高齢者の安否確認役立つ新聞受け飯山で評判に/長野・飯山市
2009年12月05日 信濃毎日新聞
飯山市北原区の住民有志でつくる「ふるさと暮らし支援委員会」は、地区内の一人暮らしのお年寄りの安否確認にも役立つ新聞受けを考案し、区内全31戸の玄関先に取り付けた。集落の高齢化が進む中、昔ながらの地域のつながりを生かした取り組みが、お年寄りの安心にもつながっている。
新聞受けは縦約60cm、横約50cmの箱型。屋根も付いている。全体が木製で、木目が温かみを感じさせる。正面には住民たちがかつて互いを呼び合った「屋号」を記入した。

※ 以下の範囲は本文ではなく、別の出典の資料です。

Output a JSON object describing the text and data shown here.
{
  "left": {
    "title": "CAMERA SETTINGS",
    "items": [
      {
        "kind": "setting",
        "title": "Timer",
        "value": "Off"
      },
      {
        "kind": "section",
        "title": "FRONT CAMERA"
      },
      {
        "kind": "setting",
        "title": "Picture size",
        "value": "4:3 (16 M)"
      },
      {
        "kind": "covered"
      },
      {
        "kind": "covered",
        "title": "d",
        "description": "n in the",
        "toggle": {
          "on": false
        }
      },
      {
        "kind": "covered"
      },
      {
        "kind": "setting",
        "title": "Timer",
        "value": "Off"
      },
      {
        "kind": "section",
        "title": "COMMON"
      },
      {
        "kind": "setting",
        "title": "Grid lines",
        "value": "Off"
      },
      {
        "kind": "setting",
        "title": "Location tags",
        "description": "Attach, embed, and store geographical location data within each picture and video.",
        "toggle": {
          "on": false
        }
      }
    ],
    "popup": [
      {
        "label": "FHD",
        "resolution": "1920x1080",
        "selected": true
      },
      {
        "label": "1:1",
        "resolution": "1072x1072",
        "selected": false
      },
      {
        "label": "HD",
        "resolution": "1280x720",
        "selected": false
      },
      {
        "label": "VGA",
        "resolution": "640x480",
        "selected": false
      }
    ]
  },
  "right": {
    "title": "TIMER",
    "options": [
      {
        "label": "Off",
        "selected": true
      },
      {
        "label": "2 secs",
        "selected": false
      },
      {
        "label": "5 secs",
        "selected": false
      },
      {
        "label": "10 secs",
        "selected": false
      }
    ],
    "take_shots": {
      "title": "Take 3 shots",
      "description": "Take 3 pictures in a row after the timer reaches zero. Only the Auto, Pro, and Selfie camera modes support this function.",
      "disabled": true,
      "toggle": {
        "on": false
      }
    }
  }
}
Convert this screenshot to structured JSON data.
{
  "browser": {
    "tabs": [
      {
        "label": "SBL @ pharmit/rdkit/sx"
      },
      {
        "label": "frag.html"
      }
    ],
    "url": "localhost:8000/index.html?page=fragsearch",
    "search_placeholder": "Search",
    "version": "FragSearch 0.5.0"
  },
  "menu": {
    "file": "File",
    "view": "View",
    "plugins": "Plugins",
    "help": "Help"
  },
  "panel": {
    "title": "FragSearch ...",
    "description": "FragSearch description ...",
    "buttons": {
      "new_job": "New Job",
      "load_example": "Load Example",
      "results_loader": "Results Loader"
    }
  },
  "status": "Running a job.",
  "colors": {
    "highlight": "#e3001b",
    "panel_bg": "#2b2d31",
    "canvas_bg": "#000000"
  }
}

右側が新聞受け、左側は郵便受けになっている。新聞を入れる部分はふたがなく、夜まで朝刊が残っているお年寄り宅には周囲が声を掛けることにしている。
同委員会によると、地区内の一人暮らしのお年寄りは7人。会社勤めの世帯が増えるにつれて、農業を主体とした以前に比べると地域のつながりは弱まっているという。
お年寄りの安否を毎日確認できる方法を模索する中で、同委員会は新聞受けに着目。市の補助も受けて44万円で今回の木製新聞受けを作った。「命を守る新聞箱」と名付けて、9月に各世帯に取り付けた。新聞の有無を周囲に見られることになるものの、おおむね好評という。
県内の地域づくり団体が11月末に長野市で開いた交流会で展示したところ、集まった人たちの注目を集めた。
設置から3カ月。お年寄り宅に声を掛けたケースはまだないという。同委員会事務局長の出沢俊明さん(49)は「朝夕の通勤時に近所の新聞受けを気に掛ける習慣ができ、以前よりゆっくりと集落を歩くようになった」と話している。